Tom Bradford wrote:
On Friday, January 4, 2002, at 10:16 AM, Gianugo Rabellino wrote:But actually I even don't understand what this small encoding issue might have to do when the only things flowing around should be SAX events as it is in Cocoon where only getContentAsSAX() is called. Isn't it weird?
Can you send me one of the offending documents? I'll play around and see what I can figure out.
Tom,
I managed to find out the problem: in SAXEventGenerator.java the "value" String is built from a byte array. The problem is that there is no encoding specification in the constructor, which means (as per the Java APIdocs) that some issue might arise. The attached one-liner patch fixes the problem, but it's a workaround that works only now, since UTF-8 is the only supported encoding. Once multiple encodings will be supported this will have to be changed.

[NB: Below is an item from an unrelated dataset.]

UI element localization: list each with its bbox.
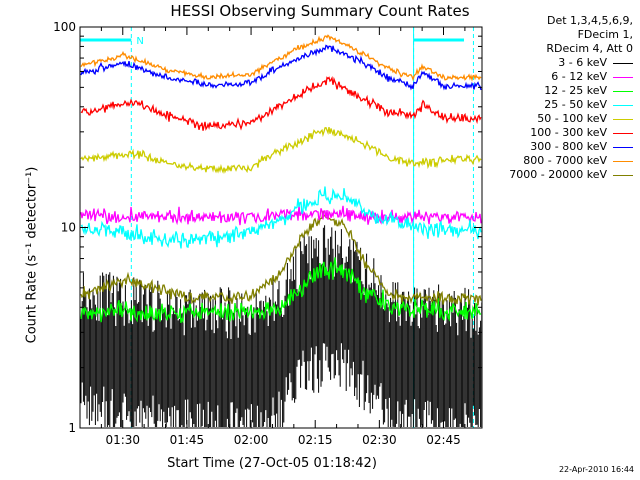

I hope this patch (or something equivalent) can make into the CVS: it's really important (to me in the first place :)) and to everyone that will use XIndice with Cocoon, given that SAX is used all over the place.
Thanks for your support,
-- Gianugo
Index: java/src/org/apache/xindice/xml/sax/SAXEventGenerator.java
===================================================================
RCS file:
/home/cvspublic/xml-xindice/java/src/org/apache/xindice/xml/sax/SAXEventGenerator.java,v
retrieving revision 1.1.1.1
diff -u -r1.1.1.1 SAXEventGenerator.java
--- java/src/org/apache/xindice/xml/sax/SAXEventGenerator.java 6 Dec 2001
19:34:00 -0000 1.1.1.1
+++ java/src/org/apache/xindice/xml/sax/SAXEventGenerator.java 6 Jan 2002
14:44:13 -0000
@@ -261,7 +261,7 @@
byte[] buf = new byte[tbis.available()];
tin.read(buf);
- String value = new String(buf);
+ String value = new String(buf, "UTF-8");
switch ( type ) {